Post-processing and Analysis Tools

This page summarizes SPIDER post-processing utilities for reading samples, building summaries, diagnostics, and plotting.

1) Load samples

Primary reader:

spider.io.samples.read_all_samples(...)

Example:

from spider.io.samples import read_all_samples

samples = read_all_samples(
    {"samples_outfile": "SPIDER_samples_final.h5"},
    backend="numpy",
    thin=5,
)

Returned core arrays:

event_ids
longitude, latitude, depth
X, Y, Z, delta_t

Useful metadata keys for chain-aware analysis:

_batch_names, _batch_boundaries, _batch_slices
_sample_chain_idx
_chain_segments, _chain_slices, _chain_indices

Map-only behavior:

If no batch_* groups exist but root map_* datasets exist, read_all_samples returns a single-sample map-only structure.

Related I/O helpers:

merge_samples_hdf5(...) (merge multi-chain sample files)
read_growclust_bootstrap(...) (convert GrowClust bootstrap outputs into SPIDER-like sample dict)

2) Build event summaries

High-level entrypoint:

spider.analysis.compute_cat_dd_and_xyz(...)

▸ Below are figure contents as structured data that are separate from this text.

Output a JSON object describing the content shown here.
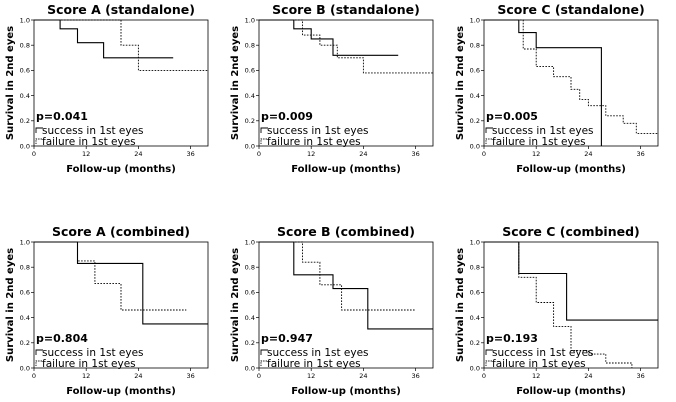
{
  "chart_data": [
    {
      "type": "line",
      "title": "Score A (standalone)",
      "xlabel": "Follow-up (months)",
      "ylabel": "Survival in 2nd eyes",
      "xlim": [
        0,
        40
      ],
      "ylim": [
        0,
        1
      ],
      "xticks": [
        0,
        12,
        24,
        36
      ],
      "yticks": [
        0.0,
        0.2,
        0.4,
        0.6,
        0.8,
        1.0
      ],
      "p_value": "p=0.041",
      "series": [
        {
          "name": "success in 1st eyes",
          "style": "solid",
          "x": [
            0,
            6,
            6,
            10,
            10,
            16,
            16,
            32
          ],
          "y": [
            1.0,
            1.0,
            0.93,
            0.93,
            0.82,
            0.82,
            0.7,
            0.7
          ]
        },
        {
          "name": "failure in 1st eyes",
          "style": "dotted",
          "x": [
            0,
            20,
            20,
            24,
            24,
            40
          ],
          "y": [
            1.0,
            1.0,
            0.8,
            0.8,
            0.6,
            0.6
          ]
        }
      ]
    },
    {
      "type": "line",
      "title": "Score B (standalone)",
      "xlabel": "Follow-up (months)",
      "ylabel": "Survival in 2nd eyes",
      "xlim": [
        0,
        40
      ],
      "ylim": [
        0,
        1
      ],
      "xticks": [
        0,
        12,
        24,
        36
      ],
      "yticks": [
        0.0,
        0.2,
        0.4,
        0.6,
        0.8,
        1.0
      ],
      "p_value": "p=0.009",
      "series": [
        {
          "name": "success in 1st eyes",
          "style": "solid",
          "x": [
            0,
            8,
            8,
            12,
            12,
            17,
            17,
            32
          ],
          "y": [
            1.0,
            1.0,
            0.93,
            0.93,
            0.85,
            0.85,
            0.72,
            0.72
          ]
        },
        {
          "name": "failure in 1st eyes",
          "style": "dotted",
          "x": [
            0,
            10,
            10,
            14,
            14,
            18,
            18,
            24,
            24,
            40
          ],
          "y": [
            1.0,
            1.0,
            0.88,
            0.88,
            0.8,
            0.8,
            0.7,
            0.7,
            0.58,
            0.58
          ]
        }
      ]
    },
    {
      "type": "line",
      "title": "Score C (standalone)",
      "xlabel": "Follow-up (months)",
      "ylabel": "Survival in 2nd eyes",
      "xlim": [
        0,
        40
      ],
      "ylim": [
        0,
        1
      ],
      "xticks": [
        0,
        12,
        24,
        36
      ],
      "yticks": [
        0.0,
        0.2,
        0.4,
        0.6,
        0.8,
        1.0
      ],
      "p_value": "p=0.005",
      "series": [
        {
          "name": "success in 1st eyes",
          "style": "solid",
          "x": [
            0,
            8,
            8,
            12,
            12,
            27,
            27
          ],
          "y": [
            1.0,
            1.0,
            0.9,
            0.9,
            0.78,
            0.78,
            0.0
          ]
        },
        {
          "name": "failure in 1st eyes",
          "style": "dotted",
          "x": [
            0,
            9,
            9,
            12,
            12,
            16,
            16,
            20,
            20,
            22,
            22,
            24,
            24,
            28,
            28,
            32,
            32,
            35,
            35,
            40
          ],
          "y": [
            1.0,
            1.0,
            0.77,
            0.77,
            0.63,
            0.63,
            0.55,
            0.55,
            0.45,
            0.45,
            0.37,
            0.37,
            0.32,
            0.32,
            0.24,
            0.24,
            0.18,
            0.18,
            0.1,
            0.1
          ]
        }
      ]
    },
    {
      "type": "line",
      "title": "Score A (combined)",
      "xlabel": "Follow-up (months)",
      "ylabel": "Survival in 2nd eyes",
      "xlim": [
        0,
        40
      ],
      "ylim": [
        0,
        1
      ],
      "xticks": [
        0,
        12,
        24,
        36
      ],
      "yticks": [
        0.0,
        0.2,
        0.4,
        0.6,
        0.8,
        1.0
      ],
      "p_value": "p=0.804",
      "series": [
        {
          "name": "success in 1st eyes",
          "style": "solid",
          "x": [
            0,
            10,
            10,
            25,
            25,
            40
          ],
          "y": [
            1.0,
            1.0,
            0.83,
            0.83,
            0.35,
            0.35
          ]
        },
        {
          "name": "failure in 1st eyes",
          "style": "dotted",
          "x": [
            0,
            10,
            10,
            14,
            14,
            20,
            20,
            35
          ],
          "y": [
            1.0,
            1.0,
            0.85,
            0.85,
            0.67,
            0.67,
            0.46,
            0.46
          ]
        }
      ]
    },
    {
      "type": "line",
      "title": "Score B (combined)",
      "xlabel": "Follow-up (months)",
      "ylabel": "Survival in 2nd eyes",
      "xlim": [
        0,
        40
      ],
      "ylim": [
        0,
        1
      ],
      "xticks": [
        0,
        12,
        24,
        36
      ],
      "yticks": [
        0.0,
        0.2,
        0.4,
        0.6,
        0.8,
        1.0
      ],
      "p_value": "p=0.947",
      "series": [
        {
          "name": "success in 1st eyes",
          "style": "solid",
          "x": [
            0,
            8,
            8,
            17,
            17,
            25,
            25,
            40
          ],
          "y": [
            1.0,
            1.0,
            0.74,
            0.74,
            0.63,
            0.63,
            0.31,
            0.31
          ]
        },
        {
          "name": "failure in 1st eyes",
          "style": "dotted",
          "x": [
            0,
            10,
            10,
            14,
            14,
            19,
            19,
            36
          ],
          "y": [
            1.0,
            1.0,
            0.84,
            0.84,
            0.66,
            0.66,
            0.46,
            0.46
          ]
        }
      ]
    },
    {
      "type": "line",
      "title": "Score C (combined)",
      "xlabel": "Follow-up (months)",
      "ylabel": "Survival in 2nd eyes",
      "xlim": [
        0,
        40
      ],
      "ylim": [
        0,
        1
      ],
      "xticks": [
        0,
        12,
        24,
        36
      ],
      "yticks": [
        0.0,
        0.2,
        0.4,
        0.6,
        0.8,
        1.0
      ],
      "p_value": "p=0.193",
      "series": [
        {
          "name": "success in 1st eyes",
          "style": "solid",
          "x": [
            0,
            8,
            8,
            19,
            19,
            40
          ],
          "y": [
            1.0,
            1.0,
            0.75,
            0.75,
            0.38,
            0.38
          ]
        },
        {
          "name": "failure in 1st eyes",
          "style": "dotted",
          "x": [
            0,
            8,
            8,
            12,
            12,
            16,
            16,
            20,
            20,
            24,
            24,
            28,
            28,
            34,
            34
          ],
          "y": [
            1.0,
            1.0,
            0.72,
            0.72,
            0.52,
            0.52,
            0.33,
            0.33,
            0.14,
            0.14,
            0.11,
            0.11,
            0.04,
            0.04,
            0.0
          ]
        }
      ]
    }
  ]
}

This returns an EventSamplesSummary with centered sample arrays and optional catalog summary table.

Example:

from spider.analysis import compute_cat_dd_and_xyz

summary = compute_cat_dd_and_xyz(
    samples,
    burn_in=1000,
    include=["X", "Y", "Z", "T", "cat_dd"],
    uncertainty_metrics=["sigma", "std", "mad", "qhw_0.95"],
)

Key options:

include: choose outputs (X, Y, Z, T, lats, lons, deps, cat_dd)
burn_in, thin
compute_map / map_bins for histogram mode estimates
add_wasserstein to append per-event prior-vs-posterior Wasserstein diagnostics

3) ESS diagnostics

ESS utilities in spider.analysis.results:

compute_effective_sample_size(summary, ...)
compute_ess_summary(summary, ...)

compute_ess_summary returns per-event and aggregate ESS metrics, including:

ess_per_event_x, ess_per_event_y, ess_per_event_z, ess_per_event_t
conservative ess_per_event_xyzt_min

These are useful for identifying under-mixed events and uneven exploration.

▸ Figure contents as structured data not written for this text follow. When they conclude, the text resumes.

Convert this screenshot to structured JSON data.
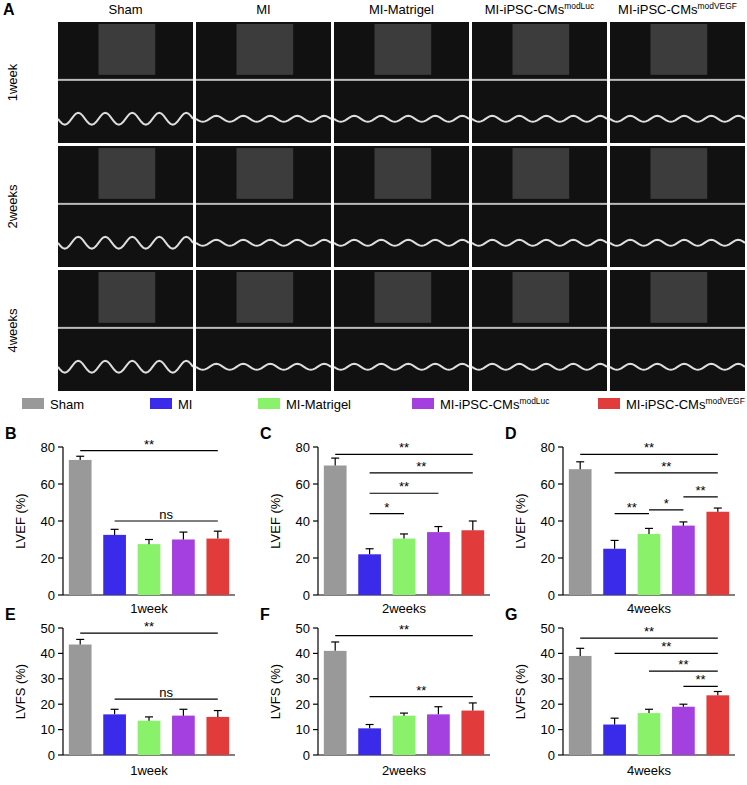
{
  "panel_a": {
    "label": "A",
    "columns": [
      {
        "text": "Sham"
      },
      {
        "text": "MI"
      },
      {
        "text": "MI-Matrigel"
      },
      {
        "text": "MI-iPSC-CMsmodLuc",
        "sup": "modLuc"
      },
      {
        "text": "MI-iPSC-CMsmodVEGF",
        "sup": "modVEGF"
      }
    ],
    "rows": [
      "1week",
      "2weeks",
      "4weeks"
    ]
  },
  "chart_data": [
    {
      "type": "bar",
      "panel": "B",
      "y_label": "LVEF (%)",
      "categories": [
        "1week"
      ],
      "ylim": [
        0,
        80
      ],
      "yticks": [
        0,
        20,
        40,
        60,
        80
      ],
      "series": [
        {
          "name": "Sham",
          "color": "#999999",
          "values": [
            73
          ],
          "errors": [
            2
          ]
        },
        {
          "name": "MI",
          "color": "#3a2bea",
          "values": [
            32.5
          ],
          "errors": [
            3
          ]
        },
        {
          "name": "MI-Matrigel",
          "color": "#8af26a",
          "values": [
            27.5
          ],
          "errors": [
            2.5
          ]
        },
        {
          "name": "MI-iPSC-CMsmodLuc",
          "name_sup": "modLuc",
          "color": "#a43fe0",
          "values": [
            30
          ],
          "errors": [
            4
          ]
        },
        {
          "name": "MI-iPSC-CMsmodVEGF",
          "name_sup": "modVEGF",
          "color": "#e23b3b",
          "values": [
            30.5
          ],
          "errors": [
            4
          ]
        }
      ],
      "annotations": [
        {
          "between": [
            "Sham",
            "MI-iPSC-CMsmodVEGF"
          ],
          "y": 78,
          "label": "**"
        },
        {
          "between": [
            "MI",
            "MI-iPSC-CMsmodVEGF"
          ],
          "y": 40,
          "label": "ns"
        }
      ]
    },
    {
      "type": "bar",
      "panel": "C",
      "y_label": "LVEF (%)",
      "categories": [
        "2weeks"
      ],
      "ylim": [
        0,
        80
      ],
      "yticks": [
        0,
        20,
        40,
        60,
        80
      ],
      "series": [
        {
          "name": "Sham",
          "color": "#999999",
          "values": [
            70
          ],
          "errors": [
            4
          ]
        },
        {
          "name": "MI",
          "color": "#3a2bea",
          "values": [
            22
          ],
          "errors": [
            3
          ]
        },
        {
          "name": "MI-Matrigel",
          "color": "#8af26a",
          "values": [
            30.5
          ],
          "errors": [
            2.5
          ]
        },
        {
          "name": "MI-iPSC-CMsmodLuc",
          "name_sup": "modLuc",
          "color": "#a43fe0",
          "values": [
            34
          ],
          "errors": [
            3
          ]
        },
        {
          "name": "MI-iPSC-CMsmodVEGF",
          "name_sup": "modVEGF",
          "color": "#e23b3b",
          "values": [
            35
          ],
          "errors": [
            5
          ]
        }
      ],
      "annotations": [
        {
          "between": [
            "Sham",
            "MI-iPSC-CMsmodVEGF"
          ],
          "y": 76,
          "label": "**"
        },
        {
          "between": [
            "MI",
            "MI-iPSC-CMsmodVEGF"
          ],
          "y": 66,
          "label": "**"
        },
        {
          "between": [
            "MI",
            "MI-iPSC-CMsmodLuc"
          ],
          "y": 55,
          "label": "**"
        },
        {
          "between": [
            "MI",
            "MI-Matrigel"
          ],
          "y": 44,
          "label": "*"
        }
      ]
    },
    {
      "type": "bar",
      "panel": "D",
      "y_label": "LVEF (%)",
      "categories": [
        "4weeks"
      ],
      "ylim": [
        0,
        80
      ],
      "yticks": [
        0,
        20,
        40,
        60,
        80
      ],
      "series": [
        {
          "name": "Sham",
          "color": "#999999",
          "values": [
            68
          ],
          "errors": [
            4
          ]
        },
        {
          "name": "MI",
          "color": "#3a2bea",
          "values": [
            25
          ],
          "errors": [
            4.5
          ]
        },
        {
          "name": "MI-Matrigel",
          "color": "#8af26a",
          "values": [
            33
          ],
          "errors": [
            3
          ]
        },
        {
          "name": "MI-iPSC-CMsmodLuc",
          "name_sup": "modLuc",
          "color": "#a43fe0",
          "values": [
            37.5
          ],
          "errors": [
            2
          ]
        },
        {
          "name": "MI-iPSC-CMsmodVEGF",
          "name_sup": "modVEGF",
          "color": "#e23b3b",
          "values": [
            45
          ],
          "errors": [
            2
          ]
        }
      ],
      "annotations": [
        {
          "between": [
            "Sham",
            "MI-iPSC-CMsmodVEGF"
          ],
          "y": 76,
          "label": "**"
        },
        {
          "between": [
            "MI",
            "MI-iPSC-CMsmodVEGF"
          ],
          "y": 66,
          "label": "**"
        },
        {
          "between": [
            "MI",
            "MI-Matrigel"
          ],
          "y": 44,
          "label": "**"
        },
        {
          "between": [
            "MI-Matrigel",
            "MI-iPSC-CMsmodLuc"
          ],
          "y": 46,
          "label": "*"
        },
        {
          "between": [
            "MI-iPSC-CMsmodLuc",
            "MI-iPSC-CMsmodVEGF"
          ],
          "y": 53,
          "label": "**"
        }
      ]
    },
    {
      "type": "bar",
      "panel": "E",
      "y_label": "LVFS (%)",
      "categories": [
        "1week"
      ],
      "ylim": [
        0,
        50
      ],
      "yticks": [
        0,
        10,
        20,
        30,
        40,
        50
      ],
      "series": [
        {
          "name": "Sham",
          "color": "#999999",
          "values": [
            43.5
          ],
          "errors": [
            2
          ]
        },
        {
          "name": "MI",
          "color": "#3a2bea",
          "values": [
            16
          ],
          "errors": [
            2
          ]
        },
        {
          "name": "MI-Matrigel",
          "color": "#8af26a",
          "values": [
            13.5
          ],
          "errors": [
            1.5
          ]
        },
        {
          "name": "MI-iPSC-CMsmodLuc",
          "name_sup": "modLuc",
          "color": "#a43fe0",
          "values": [
            15.5
          ],
          "errors": [
            2.5
          ]
        },
        {
          "name": "MI-iPSC-CMsmodVEGF",
          "name_sup": "modVEGF",
          "color": "#e23b3b",
          "values": [
            15
          ],
          "errors": [
            2.5
          ]
        }
      ],
      "annotations": [
        {
          "between": [
            "Sham",
            "MI-iPSC-CMsmodVEGF"
          ],
          "y": 48,
          "label": "**"
        },
        {
          "between": [
            "MI",
            "MI-iPSC-CMsmodVEGF"
          ],
          "y": 22,
          "label": "ns"
        }
      ]
    },
    {
      "type": "bar",
      "panel": "F",
      "y_label": "LVFS (%)",
      "categories": [
        "2weeks"
      ],
      "ylim": [
        0,
        50
      ],
      "yticks": [
        0,
        10,
        20,
        30,
        40,
        50
      ],
      "series": [
        {
          "name": "Sham",
          "color": "#999999",
          "values": [
            41
          ],
          "errors": [
            3.5
          ]
        },
        {
          "name": "MI",
          "color": "#3a2bea",
          "values": [
            10.5
          ],
          "errors": [
            1.5
          ]
        },
        {
          "name": "MI-Matrigel",
          "color": "#8af26a",
          "values": [
            15.5
          ],
          "errors": [
            1
          ]
        },
        {
          "name": "MI-iPSC-CMsmodLuc",
          "name_sup": "modLuc",
          "color": "#a43fe0",
          "values": [
            16
          ],
          "errors": [
            3
          ]
        },
        {
          "name": "MI-iPSC-CMsmodVEGF",
          "name_sup": "modVEGF",
          "color": "#e23b3b",
          "values": [
            17.5
          ],
          "errors": [
            3
          ]
        }
      ],
      "annotations": [
        {
          "between": [
            "Sham",
            "MI-iPSC-CMsmodVEGF"
          ],
          "y": 47,
          "label": "**"
        },
        {
          "between": [
            "MI",
            "MI-iPSC-CMsmodVEGF"
          ],
          "y": 23,
          "label": "**"
        }
      ]
    },
    {
      "type": "bar",
      "panel": "G",
      "y_label": "LVFS (%)",
      "categories": [
        "4weeks"
      ],
      "ylim": [
        0,
        50
      ],
      "yticks": [
        0,
        10,
        20,
        30,
        40,
        50
      ],
      "series": [
        {
          "name": "Sham",
          "color": "#999999",
          "values": [
            39
          ],
          "errors": [
            3
          ]
        },
        {
          "name": "MI",
          "color": "#3a2bea",
          "values": [
            12
          ],
          "errors": [
            2.5
          ]
        },
        {
          "name": "MI-Matrigel",
          "color": "#8af26a",
          "values": [
            16.5
          ],
          "errors": [
            1.5
          ]
        },
        {
          "name": "MI-iPSC-CMsmodLuc",
          "name_sup": "modLuc",
          "color": "#a43fe0",
          "values": [
            19
          ],
          "errors": [
            1
          ]
        },
        {
          "name": "MI-iPSC-CMsmodVEGF",
          "name_sup": "modVEGF",
          "color": "#e23b3b",
          "values": [
            23.5
          ],
          "errors": [
            1.5
          ]
        }
      ],
      "annotations": [
        {
          "between": [
            "Sham",
            "MI-iPSC-CMsmodVEGF"
          ],
          "y": 46,
          "label": "**"
        },
        {
          "between": [
            "MI",
            "MI-iPSC-CMsmodVEGF"
          ],
          "y": 40,
          "label": "**"
        },
        {
          "between": [
            "MI-Matrigel",
            "MI-iPSC-CMsmodVEGF"
          ],
          "y": 33,
          "label": "**"
        },
        {
          "between": [
            "MI-iPSC-CMsmodLuc",
            "MI-iPSC-CMsmodVEGF"
          ],
          "y": 27,
          "label": "**"
        }
      ]
    }
  ]
}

4) Wasserstein prior-vs-posterior diagnostics

Module:

spider.analysis.prior_posterior_wasserstein

Main routines:

compute_event_wasserstein(...) (from HDF5 samples + config)
compute_event_wasserstein_from_samples(...) (from in-memory sample dict)

CLI-style usage:

python -m spider.analysis.prior_posterior_wasserstein \
  --samples SPIDER_samples_final.h5 \
  --config SPIDER.json \
  --burn 0.2 \
  --thin 5 \
  --dims 0,1,2

5) Plotting tools

Main plotting API (spider.plotting):

plot_event_distributions(...)
plot_event_chains(...)
plot_uncertainty_histograms(...)
plot_event_marginal_hist2d(...)
plot_noise_scale_posterior_vs_prior(...)

Additional 2D KDE marginal helper (currently defined in spider.plotting.events):

plot_event_marginal_kde2d(...)

Example:

from spider.plotting import (
    plot_event_distributions,
    plot_event_chains,
    plot_uncertainty_histograms,
)
from spider.plotting.events import plot_event_marginal_kde2d

fig, ax = plot_event_distributions(summary, coords=("X", "Y", "Z"))
fig, ax = plot_event_chains(summary, coords=("X", "Y", "Z", "T"))
fig, ax = plot_uncertainty_histograms(summary, coords=("X", "Y", "Z", "T"))
fig, axes = plot_event_marginal_kde2d(samples, event_index=0, coords=("X", "Y", "Z"))

6) Typical post-processing workflow

Read samples with thinning (read_all_samples).
Build summary (compute_cat_dd_and_xyz) including X/Y/Z/T and cat_dd.
Compute ESS summary and inspect low-tail events.
Generate chain and marginal plots.
(Optional) run calibration and Wasserstein diagnostics for deeper quality checks.